Ambulances, waiting times and MRSA: how UK nations have fared under devolution

Flagging up similarities and differences. Dullhunk, CC BY-NC-SA

Health and healthcare policy have been a matter for the separate administrations in Scotland, Wales and Northern Ireland since devolution in the late 1990s. While there have been many similarities in the policies the four UK countries since then, there have been some very high profile differences.

For example, developing competition between providers has been championed in England but rejected in Scotland, Wales and Northern Ireland. The split of purchasing from the provision of care was reversed in Scotland and Wales, but kept in England and Northern Ireland. And in Scotland and Wales prescription charges were scrapped, and free personal social care made more widely available in Scotland.

But what effect, if any, have these policy differences had on overall performance? To find out, we at the Health Foundation along with the Nuffield Trust commissioned researchers from the London School of Hygiene and Tropical Medicine and the London School of Economics to measure performance against 22 indicators, including mortality rates (avoidable deaths), life expectancy and ambulance response times. Drawing on largely publicly available data up to 2011-12, and in some instances 2012-13, the subsequent report revealed some interesting results.

Of the four nations, England performed marginally better in a number of areas including mortality rates, life expectancy and ambulance response times. However, nurse staffing levels were lower than in the other three countries. In Scotland, waiting times for planned surgery were down (similar to England) as were ambulance response times.

Wales on the other hand did not do as well when it came to waiting times, which have deteriorated since 2010, particularly for common procedures such as hip or knee operations. The difference between the typical waiting time for one of these procedures in Wales in 2012-13, for example, was 170 days compared to just 70 in England and Scotland.

Northern Ireland has improved on most indicators, but MRSA mortality rates still remain higher than in both England and Wales.

What this means and for whom

Four major messages come from what we found. The first is for the public. On the national indicators analysed, there were improvements across all four countries in investment, staffing levels, amount of activity provided and health outcomes. This is good news, although there is clearly a marked variation in performance within each country.

The second is for politicians. The main message here is that while the overall set of policies is producing results, no one policy cocktail consistently produces faster improvements over another, despite all the rhetoric.

This may be because there are many more similarities in policies than differences across all four nations. Or that where there are policy differences, they haven’t yet made enough of a difference to show up in the indicators. Some humility then is needed by politicians of all political stripes; how the health systems perform seems to be influenced far more by a bigger set of forces.

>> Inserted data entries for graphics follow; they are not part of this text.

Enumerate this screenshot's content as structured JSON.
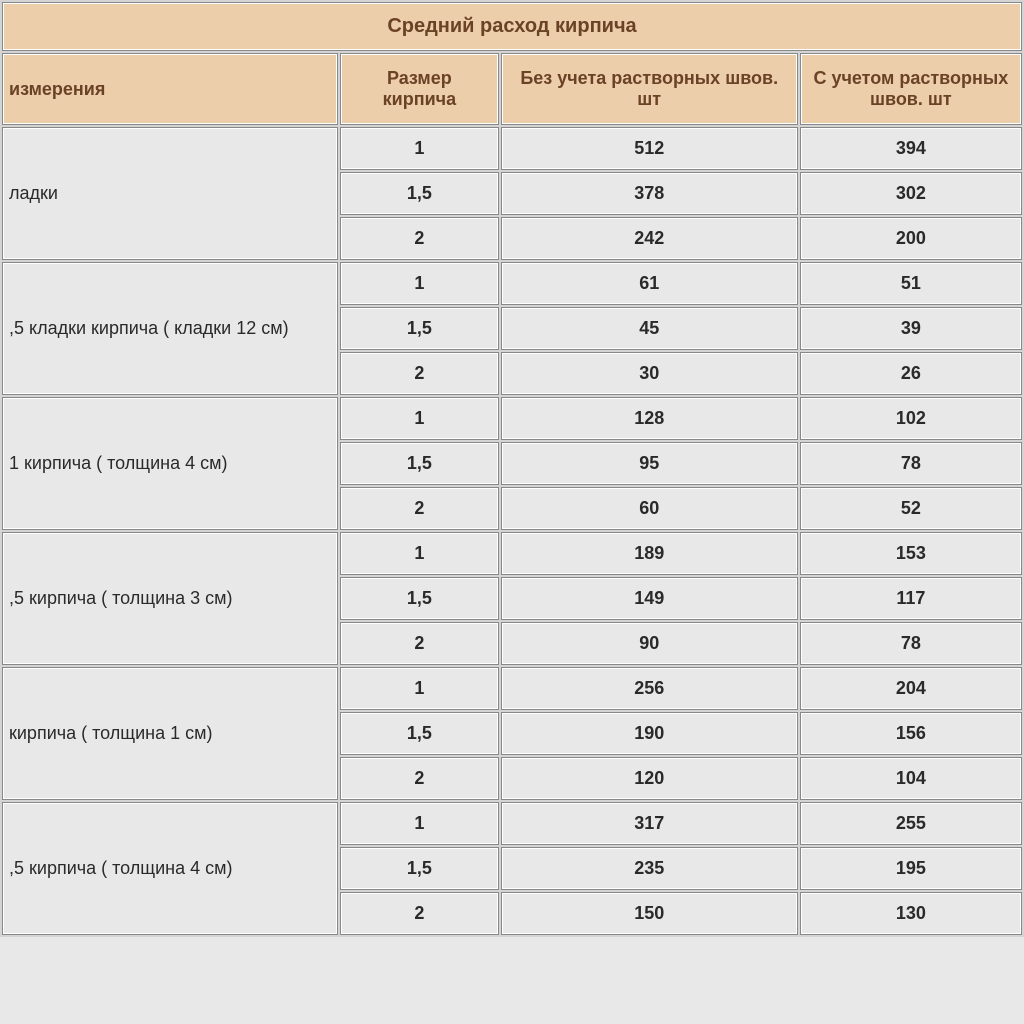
{
  "title": "Средний расход кирпича",
  "headers": {
    "measurement": "измерения",
    "size": "Размер кирпича",
    "without_joints": "Без учета растворных швов. шт",
    "with_joints": "С учетом растворных швов. шт"
  },
  "groups": [
    {
      "label": "ладки",
      "rows": [
        {
          "size": "1",
          "without": "512",
          "with": "394"
        },
        {
          "size": "1,5",
          "without": "378",
          "with": "302"
        },
        {
          "size": "2",
          "without": "242",
          "with": "200"
        }
      ]
    },
    {
      "label": ",5 кладки кирпича ( кладки 12 см)",
      "rows": [
        {
          "size": "1",
          "without": "61",
          "with": "51"
        },
        {
          "size": "1,5",
          "without": "45",
          "with": "39"
        },
        {
          "size": "2",
          "without": "30",
          "with": "26"
        }
      ]
    },
    {
      "label": " 1 кирпича ( толщина 4 см)",
      "rows": [
        {
          "size": "1",
          "without": "128",
          "with": "102"
        },
        {
          "size": "1,5",
          "without": "95",
          "with": "78"
        },
        {
          "size": "2",
          "without": "60",
          "with": "52"
        }
      ]
    },
    {
      "label": ",5 кирпича ( толщина 3 см)",
      "rows": [
        {
          "size": "1",
          "without": "189",
          "with": "153"
        },
        {
          "size": "1,5",
          "without": "149",
          "with": "117"
        },
        {
          "size": "2",
          "without": "90",
          "with": "78"
        }
      ]
    },
    {
      "label": " кирпича ( толщина 1 см)",
      "rows": [
        {
          "size": "1",
          "without": "256",
          "with": "204"
        },
        {
          "size": "1,5",
          "without": "190",
          "with": "156"
        },
        {
          "size": "2",
          "without": "120",
          "with": "104"
        }
      ]
    },
    {
      "label": ",5 кирпича ( толщина 4 см)",
      "rows": [
        {
          "size": "1",
          "without": "317",
          "with": "255"
        },
        {
          "size": "1,5",
          "without": "235",
          "with": "195"
        },
        {
          "size": "2",
          "without": "150",
          "with": "130"
        }
      ]
    }
  ],
  "styling": {
    "header_bg": "#ecceab",
    "header_text": "#6b4226",
    "cell_bg": "#e8e8e8",
    "cell_text": "#2a2a2a",
    "border_color": "#888888",
    "title_fontsize": 20,
    "header_fontsize": 18,
    "cell_fontsize": 18,
    "font_family": "Verdana, Arial, sans-serif",
    "column_widths": {
      "label": 340,
      "size": 160,
      "without": 300,
      "with": 224
    }
  }
}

However, the data suggests that there may be two exceptions, both of which can be influenced by politicians. One of these is funding: the study period coincided with a large growth in public funding for healthcare, which can be associated with the improvements seen in performance. However, between 2010-11 and 2012-13, Wales saw a reduction in spending, potentially the reason for the lengthening of waiting times.

The second exception is targets and performance management. The data suggest that clear targets and strong performance management – as in the case of waiting times and rates of hospital acquired infection – produce results. This seems to be the case in Scotland, where waiting times on a range of indicators show marked improvement, particularly over the last five years. And part of the reason why, in Wales, performance against the less-stringent targets for waiting times has dipped since 2010, may not just be because of changes in funding, but because of less emphasis on the English-style tight performance management.

This isn’t a message for politicians to let rip with a vast number of targets and go for a heavy grip. Too many targets demoralise staff, cause collateral damage (other local priorities pushed aside) and can lead to stressed staff altering the figures.

The third major message in the report is for local staff: the managers, nurses and doctors. More than anything, it looks as though performance of the health system is down to you. Our study looked closely at the performance of one region in England (the north-east) relative to Scotland, Wales and Northern Ireland, because it was more similar on a number of characteristics than England as a whole. In the north east of England, a combination of faster funding growth, plus local conditions, seem to have produced the most marked reduction in mortality over the last two decades.

The fourth message is for the treasury. Probably due, in part, to devolution, it is becoming harder to compare data across the four countries over time, as all four countries decide to define data differently. If achieving value for money in public services is an objective of the treasury, isn’t it time to exert some leverage to expect all four countries to collect and count data in the same way, as well as do it their own way?

The issue that looms large is the impact of large scale reforms of the health system of the type we have seen in England, with the implantation of the Health & Social Care Act. Received wisdom is that the disruption it has caused will produce a dent in the trend for improvement in England relative to the other UK countries. But we’ll have to wait for the next instalment of the study to find out.